# lowell area



## notsayn (Apr 28, 2013)

5-6 went to a old hot spot that is over grown with briars can barely get in without following deer runs but near dead apple trees mixed with scattered elms the bloom was on! picked 268 greys and yellows mixed moiture in soil was best ive seen in several seasons cameout ripped up by thorns not a spot for kids or any one who isnt a hardcore picker 5-7 took wife today to a nicer open area pinoaks mixed with elm a more forest setting found 46 good sized yellows not pop can sized but biggest shrooms ive seen this season ,very spottable.any newcomers to this sport should get out now u can accidently find some and then start puttn the puzzel togeter for yourself.lilacs are bloomin big.


----------



## river rat 70 (Mar 16, 2013)

Nice job, that had to get the blood pumping seeing all those tasty mushrooms! I have a spot just like that (nothing but briars) The storm we had two summers ago with the 100mph winds knocked down a lot of trees, which opened up the forest floor to grow wild. That particular spring we found about 20lbs of yellows.


----------



## mark1967 (Apr 30, 2013)

funny how nobody else is really finding any


----------



## mushmouth (Apr 6, 2013)

Actually if you read the forums, there are LOTS of people that have been finding them.
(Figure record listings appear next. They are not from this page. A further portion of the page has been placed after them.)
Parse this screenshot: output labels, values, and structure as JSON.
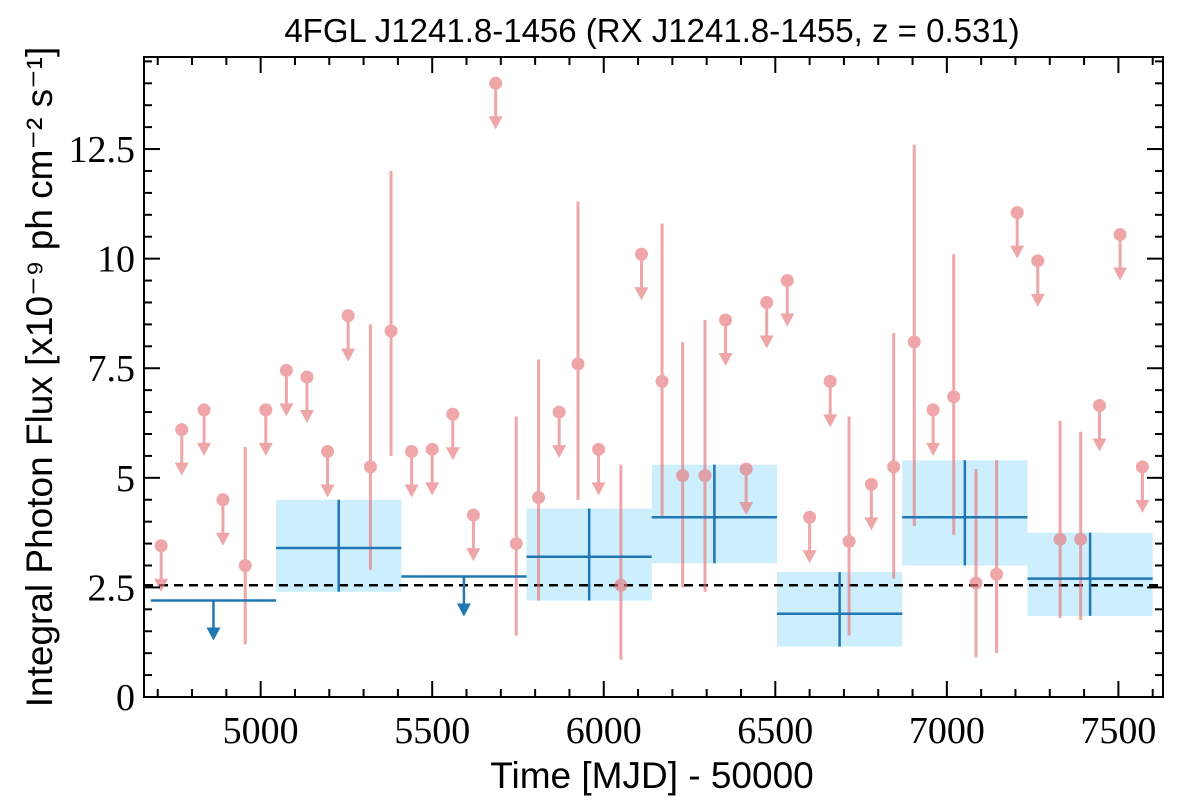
{
  "chart_data": {
    "type": "scatter",
    "title": "4FGL J1241.8-1456 (RX J1241.8-1455, z = 0.531)",
    "xlabel": "Time [MJD] - 50000",
    "ylabel": "Integral Photon Flux [x10⁻⁹ ph cm⁻² s⁻¹]",
    "xlim": [
      4660,
      7630
    ],
    "ylim": [
      0,
      14.6
    ],
    "x_ticks": [
      5000,
      5500,
      6000,
      6500,
      7000,
      7500
    ],
    "x_tick_labels": [
      "5000",
      "5500",
      "6000",
      "6500",
      "7000",
      "7500"
    ],
    "y_ticks": [
      0,
      2.5,
      5,
      7.5,
      10,
      12.5
    ],
    "y_tick_labels": [
      "0",
      "2.5",
      "5",
      "7.5",
      "10",
      "12.5"
    ],
    "reference_level": 2.55,
    "colors": {
      "short_bins": "#e8777a",
      "long_bins": "#1f77b4",
      "band": "#cdeefc",
      "reference": "#000000"
    },
    "short_bin_detections": [
      {
        "x": 4955,
        "y": 3.0,
        "lo": 1.2,
        "hi": 5.7
      },
      {
        "x": 5320,
        "y": 5.25,
        "lo": 2.9,
        "hi": 8.5
      },
      {
        "x": 5380,
        "y": 8.35,
        "lo": 5.5,
        "hi": 12.0
      },
      {
        "x": 5745,
        "y": 3.5,
        "lo": 1.4,
        "hi": 6.4
      },
      {
        "x": 5810,
        "y": 4.55,
        "lo": 2.2,
        "hi": 7.7
      },
      {
        "x": 5925,
        "y": 7.6,
        "lo": 4.5,
        "hi": 11.3
      },
      {
        "x": 6050,
        "y": 2.55,
        "lo": 0.85,
        "hi": 5.3
      },
      {
        "x": 6170,
        "y": 7.2,
        "lo": 4.1,
        "hi": 10.8
      },
      {
        "x": 6230,
        "y": 5.05,
        "lo": 2.5,
        "hi": 8.1
      },
      {
        "x": 6295,
        "y": 5.05,
        "lo": 2.4,
        "hi": 8.6
      },
      {
        "x": 6715,
        "y": 3.55,
        "lo": 1.4,
        "hi": 6.4
      },
      {
        "x": 6845,
        "y": 5.25,
        "lo": 2.7,
        "hi": 8.3
      },
      {
        "x": 6905,
        "y": 8.1,
        "lo": 3.9,
        "hi": 12.6
      },
      {
        "x": 7020,
        "y": 6.85,
        "lo": 3.7,
        "hi": 10.1
      },
      {
        "x": 7085,
        "y": 2.6,
        "lo": 0.9,
        "hi": 5.2
      },
      {
        "x": 7145,
        "y": 2.8,
        "lo": 1.0,
        "hi": 5.4
      },
      {
        "x": 7330,
        "y": 3.6,
        "lo": 1.8,
        "hi": 6.3
      },
      {
        "x": 7390,
        "y": 3.6,
        "lo": 1.75,
        "hi": 6.05
      }
    ],
    "short_bin_upper_limits": [
      {
        "x": 4710,
        "y": 3.45
      },
      {
        "x": 4770,
        "y": 6.1
      },
      {
        "x": 4835,
        "y": 6.55
      },
      {
        "x": 4890,
        "y": 4.5
      },
      {
        "x": 5015,
        "y": 6.55
      },
      {
        "x": 5075,
        "y": 7.45
      },
      {
        "x": 5135,
        "y": 7.3
      },
      {
        "x": 5195,
        "y": 5.6
      },
      {
        "x": 5255,
        "y": 8.7
      },
      {
        "x": 5440,
        "y": 5.6
      },
      {
        "x": 5500,
        "y": 5.65
      },
      {
        "x": 5560,
        "y": 6.45
      },
      {
        "x": 5620,
        "y": 4.15
      },
      {
        "x": 5685,
        "y": 14.0
      },
      {
        "x": 5870,
        "y": 6.5
      },
      {
        "x": 5985,
        "y": 5.65
      },
      {
        "x": 6110,
        "y": 10.1
      },
      {
        "x": 6355,
        "y": 8.6
      },
      {
        "x": 6415,
        "y": 5.2
      },
      {
        "x": 6475,
        "y": 9.0
      },
      {
        "x": 6535,
        "y": 9.5
      },
      {
        "x": 6600,
        "y": 4.1
      },
      {
        "x": 6660,
        "y": 7.2
      },
      {
        "x": 6780,
        "y": 4.85
      },
      {
        "x": 6960,
        "y": 6.55
      },
      {
        "x": 7205,
        "y": 11.05
      },
      {
        "x": 7265,
        "y": 9.95
      },
      {
        "x": 7445,
        "y": 6.65
      },
      {
        "x": 7505,
        "y": 10.55
      },
      {
        "x": 7570,
        "y": 5.25
      }
    ],
    "long_bin_detections": [
      {
        "x0": 5045,
        "x1": 5410,
        "y": 3.4,
        "lo": 2.4,
        "hi": 4.5
      },
      {
        "x0": 5775,
        "x1": 6140,
        "y": 3.2,
        "lo": 2.2,
        "hi": 4.3
      },
      {
        "x0": 6140,
        "x1": 6505,
        "y": 4.1,
        "lo": 3.05,
        "hi": 5.3
      },
      {
        "x0": 6505,
        "x1": 6870,
        "y": 1.9,
        "lo": 1.15,
        "hi": 2.85
      },
      {
        "x0": 6870,
        "x1": 7235,
        "y": 4.1,
        "lo": 3.0,
        "hi": 5.4
      },
      {
        "x0": 7235,
        "x1": 7600,
        "y": 2.7,
        "lo": 1.85,
        "hi": 3.75
      }
    ],
    "long_bin_upper_limits": [
      {
        "x0": 4680,
        "x1": 5045,
        "y": 2.2
      },
      {
        "x0": 5410,
        "x1": 5775,
        "y": 2.75
      }
    ]
  }
}
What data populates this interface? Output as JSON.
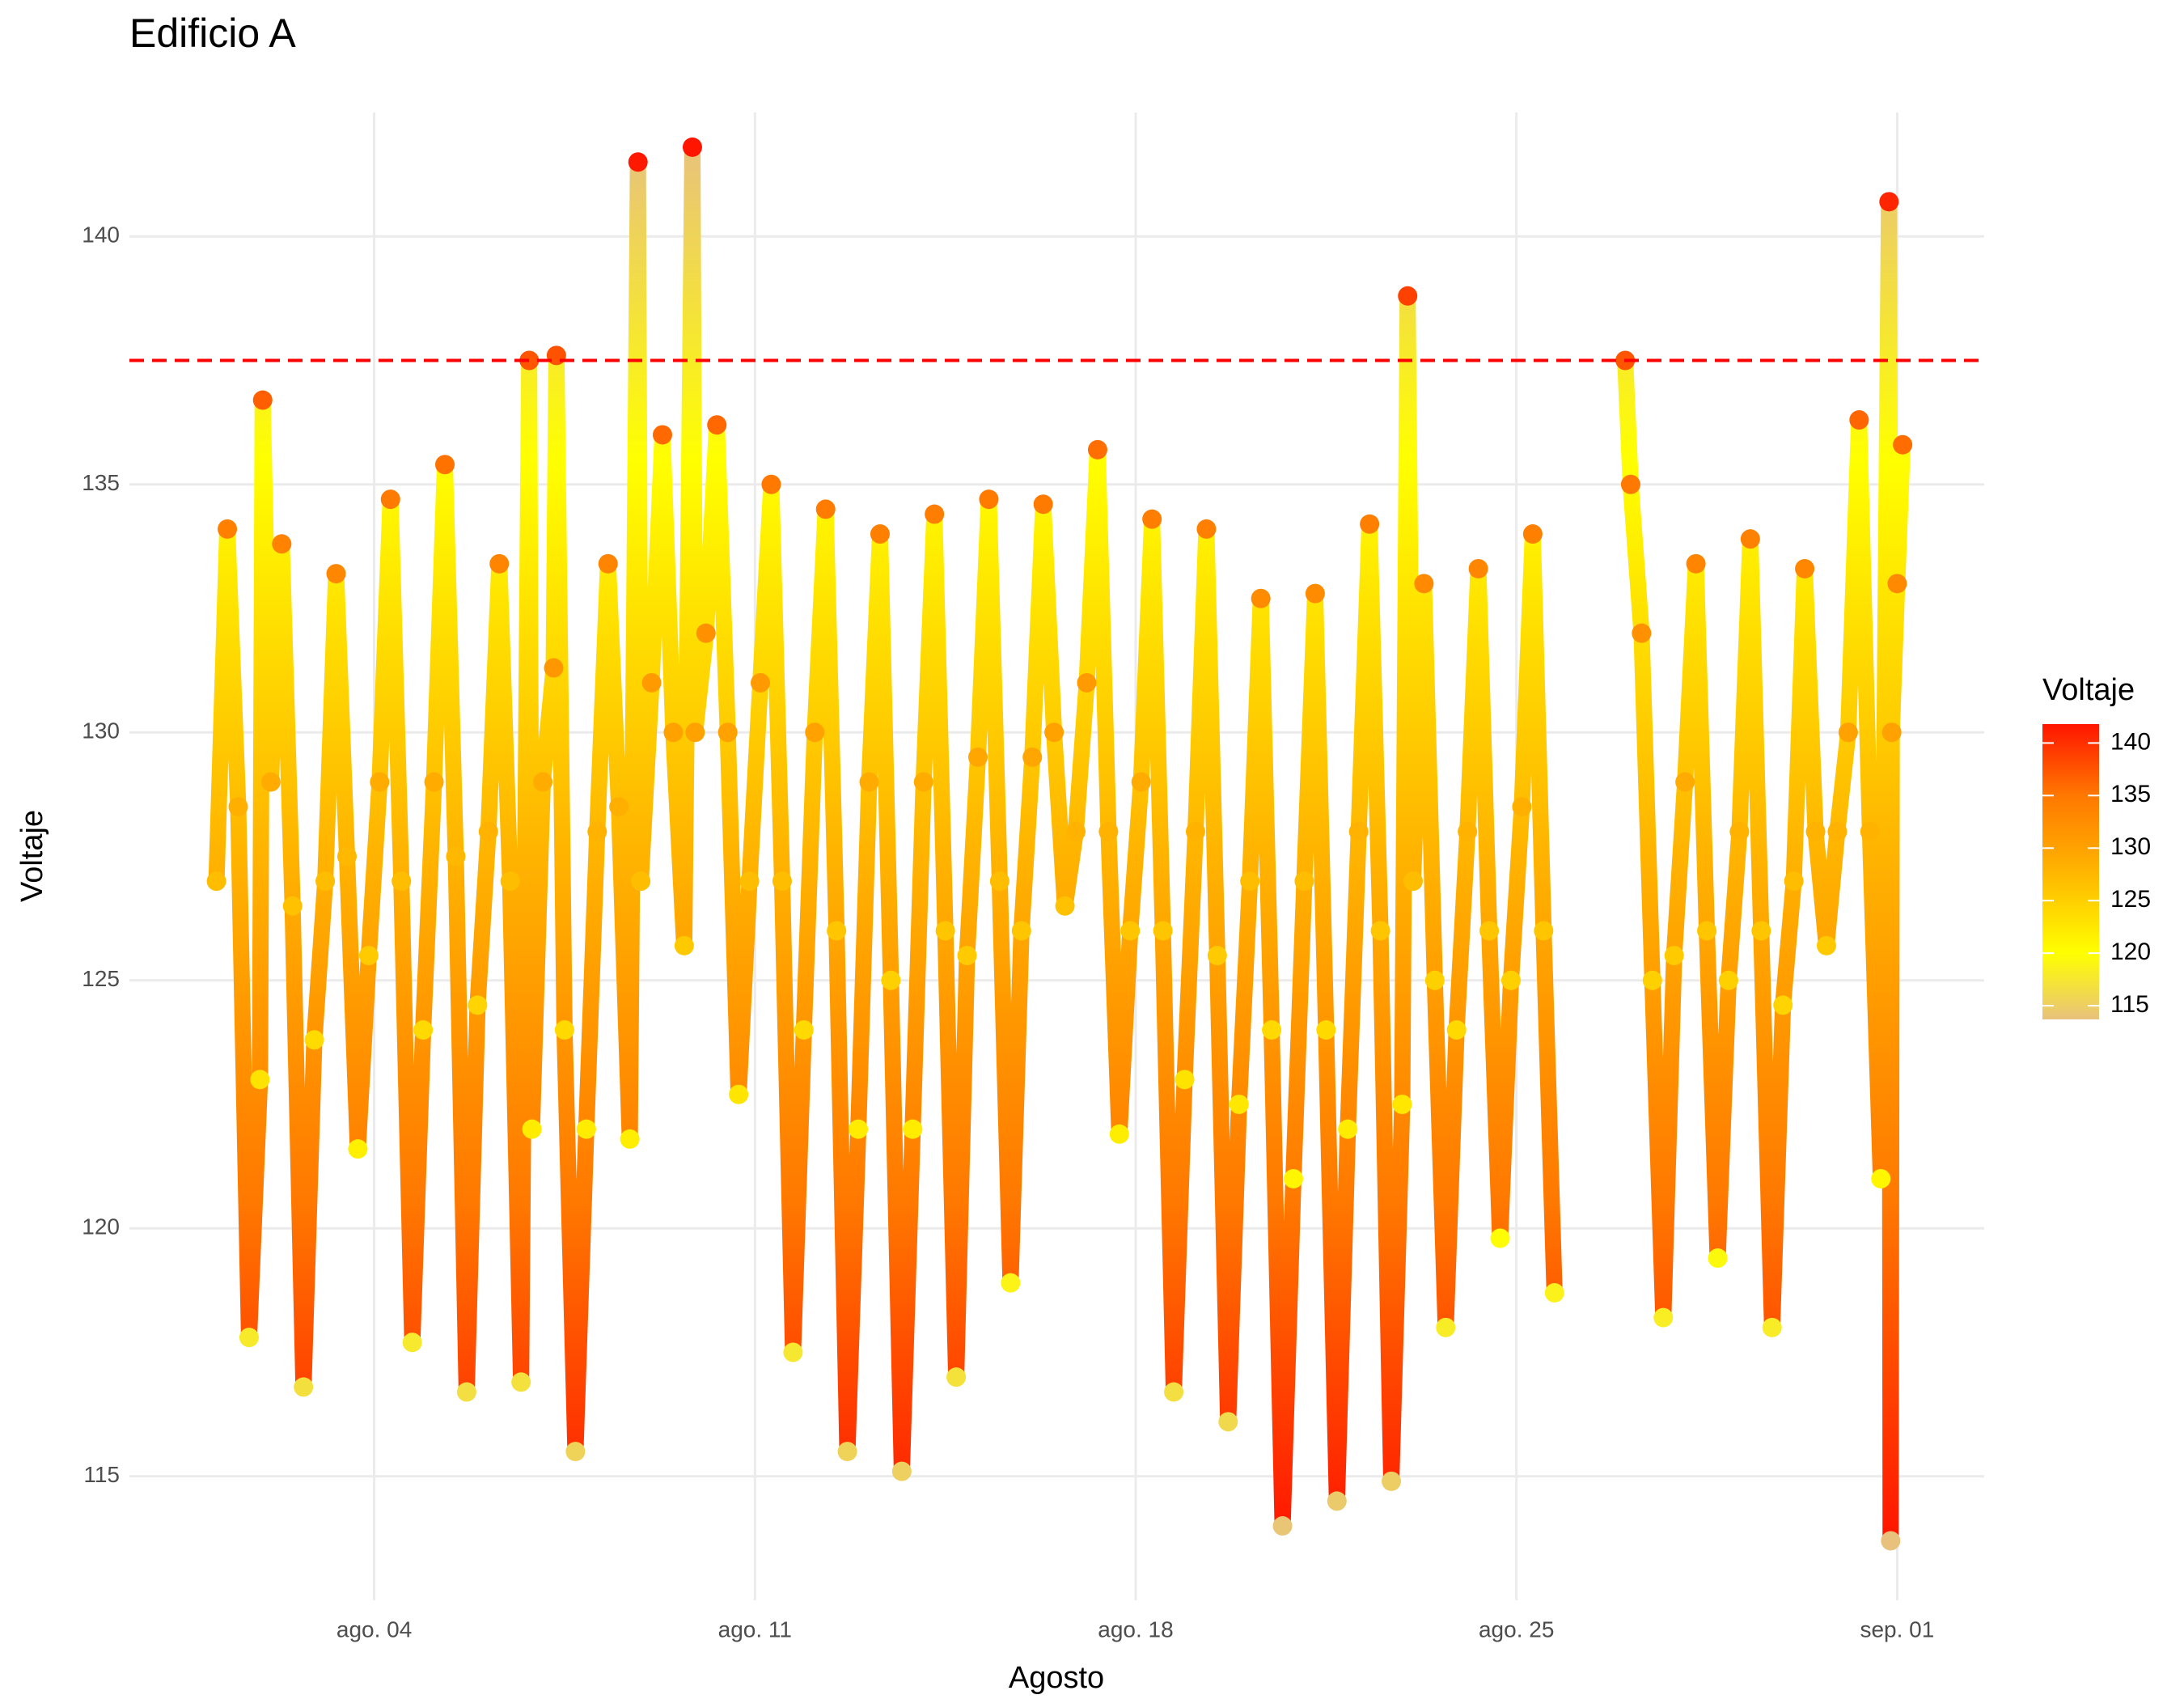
{
  "chart_data": {
    "type": "scatter",
    "title": "Edificio A",
    "x_label": "Agosto",
    "y_label": "Voltaje",
    "x": [
      1.1,
      1.3,
      1.5,
      1.7,
      1.9,
      1.95,
      2.1,
      2.3,
      2.5,
      2.7,
      2.9,
      3.1,
      3.3,
      3.5,
      3.7,
      3.9,
      4.1,
      4.3,
      4.5,
      4.7,
      4.9,
      5.1,
      5.3,
      5.5,
      5.7,
      5.9,
      6.1,
      6.3,
      6.5,
      6.7,
      6.85,
      6.9,
      7.1,
      7.3,
      7.35,
      7.5,
      7.7,
      7.9,
      8.1,
      8.3,
      8.5,
      8.7,
      8.85,
      8.9,
      9.1,
      9.3,
      9.5,
      9.7,
      9.85,
      9.9,
      10.1,
      10.3,
      10.5,
      10.7,
      10.9,
      11.1,
      11.3,
      11.5,
      11.7,
      11.9,
      12.1,
      12.3,
      12.5,
      12.7,
      12.9,
      13.1,
      13.3,
      13.5,
      13.7,
      13.9,
      14.1,
      14.3,
      14.5,
      14.7,
      14.9,
      15.1,
      15.3,
      15.5,
      15.7,
      15.9,
      16.1,
      16.3,
      16.5,
      16.7,
      16.9,
      17.1,
      17.3,
      17.5,
      17.7,
      17.9,
      18.1,
      18.3,
      18.5,
      18.7,
      18.9,
      19.1,
      19.3,
      19.5,
      19.7,
      19.9,
      20.1,
      20.3,
      20.5,
      20.7,
      20.9,
      21.1,
      21.3,
      21.5,
      21.7,
      21.9,
      22.1,
      22.3,
      22.5,
      22.7,
      22.9,
      23.0,
      23.1,
      23.3,
      23.5,
      23.7,
      23.9,
      24.1,
      24.3,
      24.5,
      24.7,
      24.9,
      25.1,
      25.3,
      25.5,
      25.7,
      26.3,
      27.0,
      27.1,
      27.3,
      27.5,
      27.7,
      27.9,
      28.1,
      28.3,
      28.5,
      28.7,
      28.9,
      29.1,
      29.3,
      29.5,
      29.7,
      29.9,
      30.1,
      30.3,
      30.5,
      30.7,
      30.9,
      31.1,
      31.3,
      31.5,
      31.7,
      31.85,
      31.88,
      31.9,
      32.0,
      32.1
    ],
    "values": [
      127,
      134.1,
      128.5,
      117.8,
      123,
      136.7,
      129,
      133.8,
      126.5,
      116.8,
      123.8,
      127,
      133.2,
      127.5,
      121.6,
      125.5,
      129,
      134.7,
      127,
      117.7,
      124,
      129,
      135.4,
      127.5,
      116.7,
      124.5,
      128,
      133.4,
      127,
      116.9,
      137.5,
      122,
      129,
      131.3,
      137.6,
      124,
      115.5,
      122,
      128,
      133.4,
      128.5,
      121.8,
      141.5,
      127,
      131,
      136,
      130,
      125.7,
      141.8,
      130,
      132,
      136.2,
      130,
      122.7,
      127,
      131,
      135,
      127,
      117.5,
      124,
      130,
      134.5,
      126,
      115.5,
      122,
      129,
      134,
      125,
      115.1,
      122,
      129,
      134.4,
      126,
      117,
      125.5,
      129.5,
      134.7,
      127,
      118.9,
      126,
      129.5,
      134.6,
      130,
      126.5,
      128,
      131,
      135.7,
      128,
      121.9,
      126,
      129,
      134.3,
      126,
      116.7,
      123,
      128,
      134.1,
      125.5,
      116.1,
      122.5,
      127,
      132.7,
      124,
      114,
      121,
      127,
      132.8,
      124,
      114.5,
      122,
      128,
      134.2,
      126,
      114.9,
      122.5,
      138.8,
      127,
      133,
      125,
      118,
      124,
      128,
      133.3,
      126,
      119.8,
      125,
      128.5,
      134,
      126,
      118.7,
      null,
      137.5,
      135,
      132,
      125,
      118.2,
      125.5,
      129,
      133.4,
      126,
      119.4,
      125,
      128,
      133.9,
      126,
      118,
      124.5,
      127,
      133.3,
      128,
      125.7,
      128,
      130,
      136.3,
      128,
      121,
      140.7,
      113.7,
      130,
      133,
      135.8
    ],
    "xlim": [
      -0.5,
      33.6
    ],
    "xticks": [
      {
        "value": 4,
        "label": "ago. 04"
      },
      {
        "value": 11,
        "label": "ago. 11"
      },
      {
        "value": 18,
        "label": "ago. 18"
      },
      {
        "value": 25,
        "label": "ago. 25"
      },
      {
        "value": 32,
        "label": "sep. 01"
      }
    ],
    "ylim": [
      112.5,
      142.5
    ],
    "yticks": [
      115,
      120,
      125,
      130,
      135,
      140
    ],
    "grid": true,
    "reference_line": {
      "value": 137.5,
      "color": "#ff0000"
    },
    "color_title": "Voltaje",
    "color_limits": [
      113.7,
      141.8
    ],
    "color_ticks": [
      115,
      120,
      125,
      130,
      135,
      140
    ],
    "color_stops": [
      {
        "value": 113.7,
        "color": "#e8c27c"
      },
      {
        "value": 120,
        "color": "#ffff00"
      },
      {
        "value": 128,
        "color": "#ffb300"
      },
      {
        "value": 135,
        "color": "#ff7800"
      },
      {
        "value": 141.8,
        "color": "#ff1500"
      }
    ]
  }
}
Only a few unlucky people are having a hard time.


----------



## rockster11 (Apr 30, 2013)

Wow Mark... Even IM not finding mushrooms and Your statement couldnt be anymore incorrect.. They are up everywhere..


----------



## river rat 70 (Mar 16, 2013)

Me and my buddy found 30yellows thatwere kinda dry in knox. 2 hours of hunting. elms and decaying wood.


----------